子どもは自分で考えて表現する術は、本来天才だと感心する程の力を持っている。創造は模倣からと言われているが、大人の方が物まねの段階で留まってしまっている人びとが多ようだ。そして子どもの可能性や子どもの新発見、新表現は、固定観念の強い経験豊かな大人が評価出来ないでいる。いや、潰してしまっていることが多いように思われる。
 ただ、子どもたちは情報量が少ないことと技術が未熟な点は否めない。そこを必要に応じてサポートして差し上げるだけで子どもは体得して自由に表現していくのだが、大人は子どもの幸せを願いすぎてお節介に向かうことが多いようだ。もちろん情報や技術というのは、何歳になっても常に習得していかなければならないし、精神的な熟成に早道や楽な手だてはないから大変だ。

 例を一つ。子どもに増音程など歌わせてはいけないし、歌えないとされていた。ましてそれをテーマに「音楽づくり」をするなど、絶対に無理だとも言われていた。譜例にあるのが1998年に小学校の子どもたちと音楽づくりをした時の拙作のテーマだ。20世紀の大作曲家がつくった十二音音楽を、いとも簡単に穫り入れてオリジナルを子どもたちの複数チームがつくりあげて行った。特に驚いたことは、子どもたちがチームを解散した後、テーマを歌いながら帰っていたことだった。それも歌いにくいとされる音程も正確にスキャットで歌っていた。

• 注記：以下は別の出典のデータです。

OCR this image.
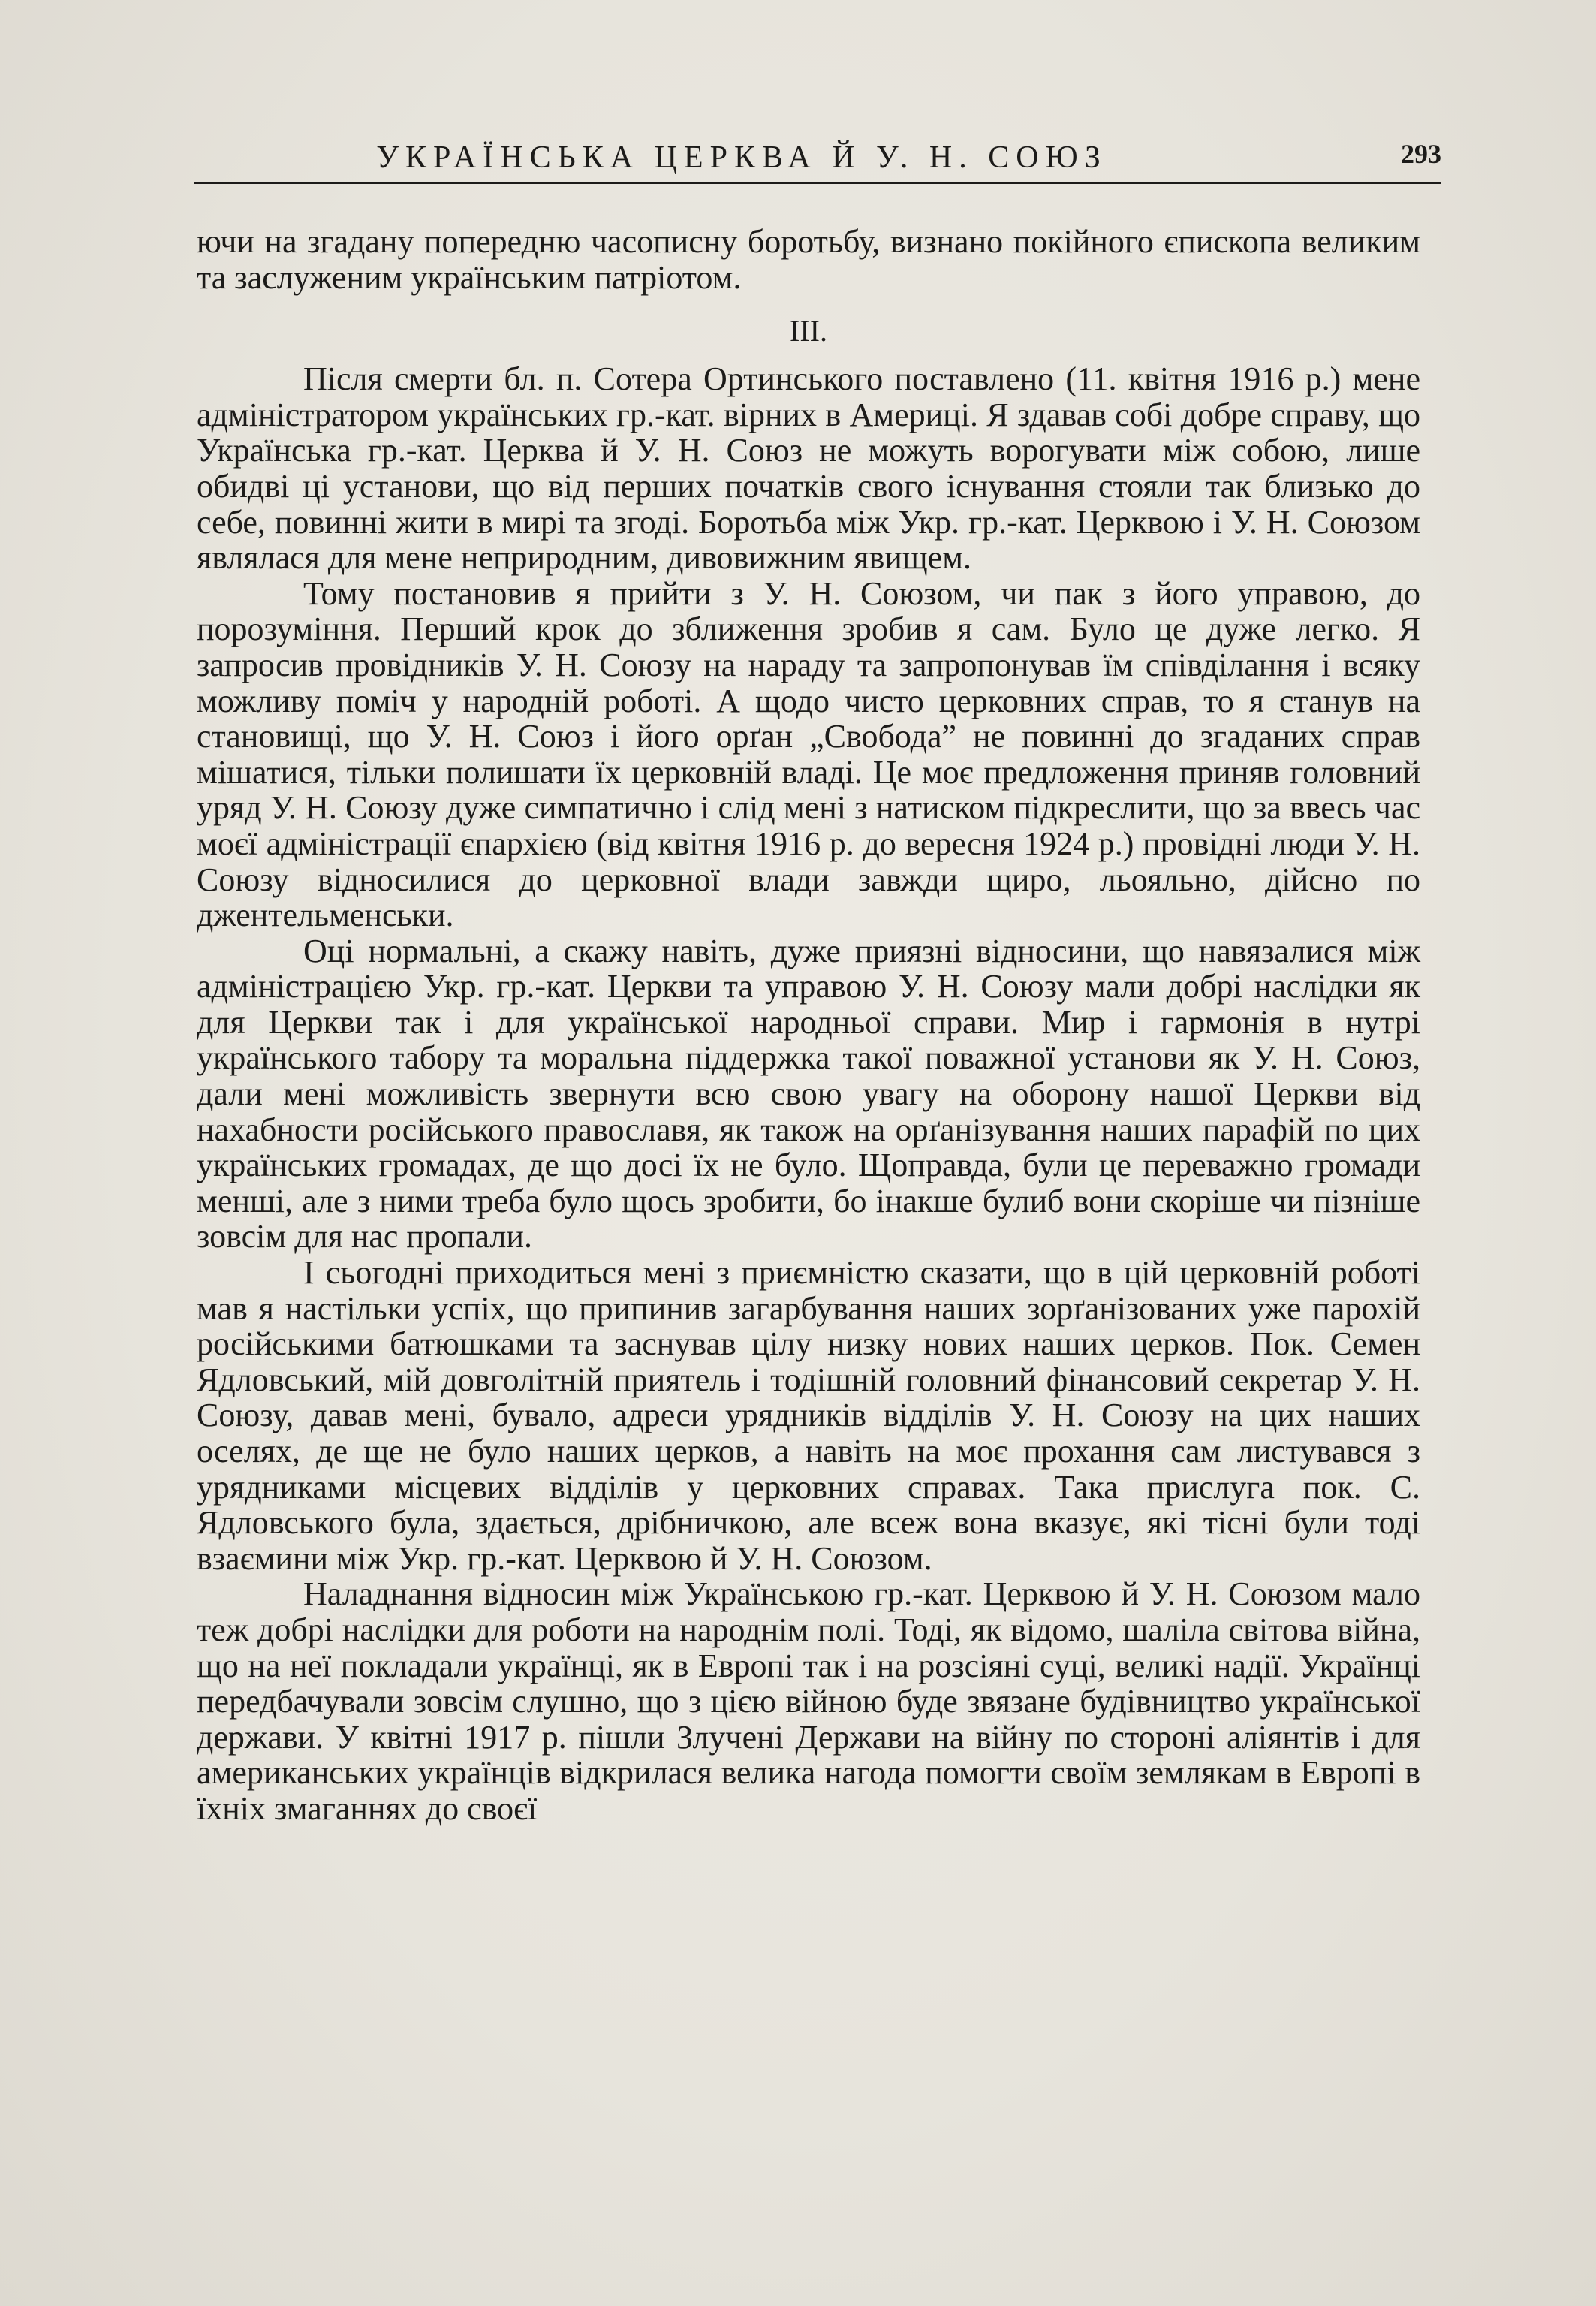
УКРАЇНСЬКА ЦЕРКВА Й У. Н. СОЮЗ	293

ючи на згадану попередню часописну боротьбу, визнано покійного єпископа великим та заслуженим українським патріотом.

III.

Після смерти бл. п. Сотера Ортинського поставлено (11. квітня 1916 р.) мене адміністратором українських гр.-кат. вірних в Америці. Я здавав собі добре справу, що Українська гр.-кат. Церква й У. Н. Союз не можуть ворогувати між собою, лише обидві ці установи, що від перших початків свого існування стояли так близько до себе, повинні жити в мирі та згоді. Боротьба між Укр. гр.-кат. Церквою і У. Н. Союзом являлася для мене неприродним, дивовижним явищем.

Тому постановив я прийти з У. Н. Союзом, чи пак з його управою, до порозуміння. Перший крок до зближення зробив я сам. Було це дуже легко. Я запросив провідників У. Н. Союзу на нараду та запропонував їм співділання і всяку можливу поміч у народній роботі. А щодо чисто церковних справ, то я станув на становищі, що У. Н. Союз і його орґан „Свобода” не повинні до згаданих справ мішатися, тільки полишати їх церковній владі. Це моє предложення приняв головний уряд У. Н. Союзу дуже симпатично і слід мені з натиском підкреслити, що за ввесь час моєї адміністрації єпархією (від квітня 1916 р. до вересня 1924 р.) провідні люди У. Н. Союзу відносилися до церковної влади завжди щиро, льояльно, дійсно по джентельменськи.

Оці нормальні, а скажу навіть, дуже приязні відносини, що навязалися між адміністрацією Укр. гр.-кат. Церкви та управою У. Н. Союзу мали добрі наслідки як для Церкви так і для української народньої справи. Мир і гармонія в нутрі українського табору та моральна піддержка такої поважної установи як У. Н. Союз, дали мені можливість звернути всю свою увагу на оборону нашої Церкви від нахабности російського православя, як також на орґанізування наших парафій по цих українських громадах, де що досі їх не було. Щоправда, були це переважно громади менші, але з ними треба було щось зробити, бо інакше булиб вони скоріше чи пізніше зовсім для нас пропали.

І сьогодні приходиться мені з приємністю сказати, що в цій церковній роботі мав я настільки успіх, що припинив загарбування наших зорґанізованих уже парохій російськими батюшками та заснував цілу низку нових наших церков. Пок. Семен Ядловський, мій довголітній приятель і тодішній головний фінансовий секретар У. Н. Союзу, давав мені, бувало, адреси урядників відділів У. Н. Союзу на цих наших оселях, де ще не було наших церков, а навіть на моє прохання сам листувався з урядниками місцевих відділів у церковних справах. Така прислуга пок. С. Ядловського була, здається, дрібничкою, але всеж вона вказує, які тісні були тоді взаємини між Укр. гр.-кат. Церквою й У. Н. Союзом.

Наладнання відносин між Українською гр.-кат. Церквою й У. Н. Союзом мало теж добрі наслідки для роботи на народнім полі. Тоді, як відомо, шаліла світова війна, що на неї покладали українці, як в Европі так і на розсіяні суці, великі надії. Українці передбачували зовсім слушно, що з цією війною буде звязане будівництво української держави. У квітні 1917 р. пішли Злучені Держави на війну по стороні аліянтів і для американських українців відкрилася велика нагода помогти своїм землякам в Европі в їхніх змаганнях до своєї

 声の出し方でも、画一的な教え込み出なくても、自分たちがカッコいいと思う表現で歌っている。ただどうしても評価を受けたりや褒められたい気持ちがあるので、大人の顔色を見てしまう機敏さが問題になることもあるが、子どもたちの自由な表現を黙って見聞きしていると、宝石の原石のような耀きで音楽を楽しんでいる場面に良く出会う。